My new stack from now one will likely be NextJS for the frontend alone, Django for the CRUD and authentication backend, Supabase Edge functions for serverless and FastAPI if needed for intensive AI APIs. Open to suggestions, ideas and opinions though.
Normally I do this either through multiprocessing or concurrent.futures, but I figured this was a pretty simple use case for async - a few simple functions, nothing complex, just an inner loop that I wanted to async and then wait for.
Turns out Python has a built in solution for this called a TaskGroup. You create a TaskGroup object, use it as a context manager, and pass it a bunch of async tasks. The TaskGroup context manager exits when all the tasks are complete, so it becomes a great way to spawn a bunch of arbitrary work and then wait for it all to complete.
It was a huge time saver right up until I realized that - surprise! - it wasn't waiting for them to complete in any way shape or form. It was starting the tasks and then immediately exiting the context manager.
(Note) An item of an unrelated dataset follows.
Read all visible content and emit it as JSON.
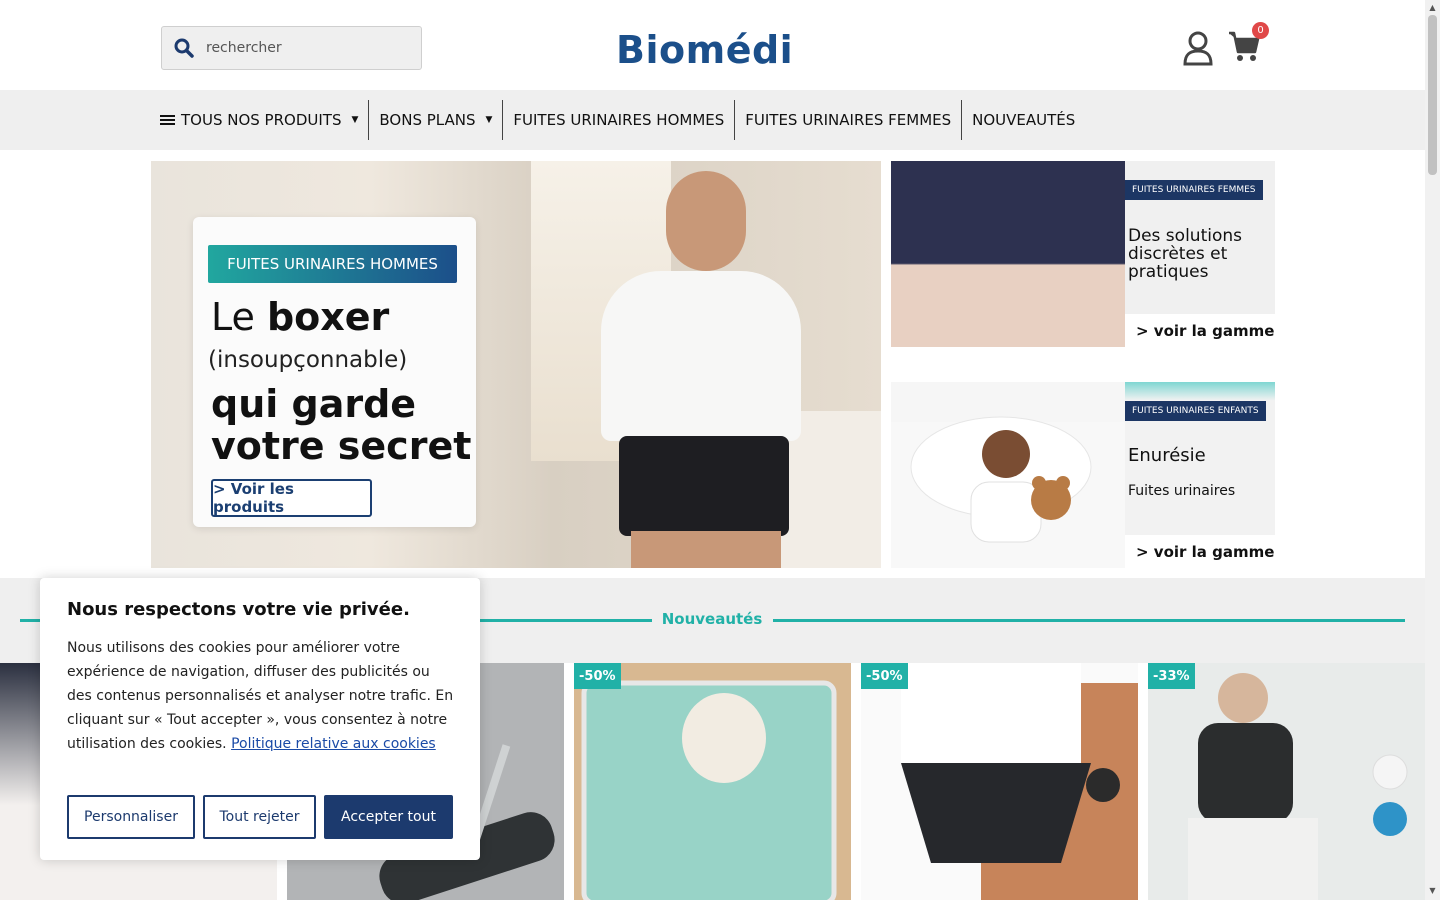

Despite (as far as I could tell) copying the example code exactly and the context manager doing exactly what I wanted to have happen, I then had to take the list of tasks I'd created and manually await them one by one anyway, then validate their results existed. Otherwise Python was spawning 40 external processes, processing the "results" (which was about three incomplete image downloads), and calling it a day.
I hate writing code in golang and I have to google every single thing I ever do in it, but with golang, goroutines, and a single WaitGroup, I could have had the same thing written in twenty minutes instead of the three hours it took me to write and debug the Python version.
So yeah, technically I got it working eventually but realistically it made concurrency ten times worse and more complicated than any other possible approach in Python or golang could have been. I cannot imagine recommending async Python to anyone after this just on the basis of this one gotcha that I still haven't figured out.
I say that as someone who prefers JS promises: you likely won't face issues with either.
Also I think the node approach is probably still more performant than FastAPI but that's just a hunch.
Hopefully they won't have security issues because someone hijacked the node package that sets the font color to blue or passes the butter or something.
I started ripping them out of a java system even before that.